T. war einer der Mitbegründer und langjähriger Präsident der ökonomischen Gesellschaft zu Bern, die sich um die theoretische und praktische Hebung der Landwirthschaft große Verdienste erworben hat; er ist der Stifter der zweitältesten Volkssparcasse in Europa, der bernischen Dienstenzinscasse (1786); segensreich wirkte er im bernischen Schulrathe, in der Korn- und Salzverwaltung, als Staatsmann bei der Genfer Vermittlung 1781; als Mitglied des Großen und seit 1789 des Kleinen Rathes, in welcher Stellung er namentlich die Wiedereröffnung des bernischen Bürgerrechtes betrieb, das die Engherzigkeit seiner Zeit ein für allemal als abgeschlossen erklärt hatte. In rascher Folge stieg er 1793 zum zweiten Amt des alten Bern empor, indem ihm die Stelle des Deutschsekelmeisters anvertraut wurde. Aber seine unausgesetzte Thätigkeit hatte die Kräfte seines Körpers untergraben; im Frühjahr 1794 zog er sich, sein nahes Ende fühlend, auf seinen Landsitz in Kehrsatz zurück, wo er am 5. Mai 1794 allgemein betrauert starb.

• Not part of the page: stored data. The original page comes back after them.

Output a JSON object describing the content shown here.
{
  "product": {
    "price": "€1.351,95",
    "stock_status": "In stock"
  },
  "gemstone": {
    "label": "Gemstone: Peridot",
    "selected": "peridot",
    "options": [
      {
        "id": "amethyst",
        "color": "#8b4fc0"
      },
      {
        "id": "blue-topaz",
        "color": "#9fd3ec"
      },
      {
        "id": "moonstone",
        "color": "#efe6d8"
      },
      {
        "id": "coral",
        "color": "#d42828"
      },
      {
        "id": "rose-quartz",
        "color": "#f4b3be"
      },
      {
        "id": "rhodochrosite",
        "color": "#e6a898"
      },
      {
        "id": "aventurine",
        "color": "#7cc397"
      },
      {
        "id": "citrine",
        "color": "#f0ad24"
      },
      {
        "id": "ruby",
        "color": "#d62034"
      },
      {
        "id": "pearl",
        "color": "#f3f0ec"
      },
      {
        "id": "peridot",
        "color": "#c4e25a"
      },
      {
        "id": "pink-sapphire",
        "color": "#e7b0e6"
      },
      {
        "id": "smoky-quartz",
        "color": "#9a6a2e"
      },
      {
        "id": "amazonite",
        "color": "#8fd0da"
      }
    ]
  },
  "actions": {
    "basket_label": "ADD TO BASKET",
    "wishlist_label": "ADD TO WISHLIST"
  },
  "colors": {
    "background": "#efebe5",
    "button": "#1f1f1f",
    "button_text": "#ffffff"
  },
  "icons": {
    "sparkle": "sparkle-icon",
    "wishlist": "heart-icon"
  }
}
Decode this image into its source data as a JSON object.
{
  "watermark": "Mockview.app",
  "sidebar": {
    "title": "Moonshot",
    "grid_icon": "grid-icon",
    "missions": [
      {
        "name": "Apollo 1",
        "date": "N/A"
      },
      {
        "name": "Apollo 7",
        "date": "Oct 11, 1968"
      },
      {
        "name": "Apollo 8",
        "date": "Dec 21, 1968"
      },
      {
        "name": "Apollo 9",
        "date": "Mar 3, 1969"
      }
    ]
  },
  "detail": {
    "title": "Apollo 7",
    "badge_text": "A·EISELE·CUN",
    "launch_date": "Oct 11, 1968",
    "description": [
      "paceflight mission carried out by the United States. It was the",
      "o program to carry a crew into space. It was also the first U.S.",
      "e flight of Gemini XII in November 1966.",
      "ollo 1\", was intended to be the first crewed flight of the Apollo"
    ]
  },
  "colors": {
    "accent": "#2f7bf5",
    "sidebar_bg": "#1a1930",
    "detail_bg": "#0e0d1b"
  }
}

J. J. Stapfer’s Nekrolog auf Tscharner in den Verhandlungen der helvet. Gesellschaft 1794. – Holzhalb, Supplement zu Leu’s schweiz. Lexikon, Bd. VI. (Zürich 1795) S. 112–113. – Lutz, Nekrolog denkwürd. Schweiz (Aarau 1812) S. 533–534. – Biographie Tscharner’s im Berner Taschenbuch [704] 1852 (von R. Fetscherin). – Hunziker, Geschichte der schweiz. Volksschule (Zürich 1881 ff.) Bd. I S. 195–200.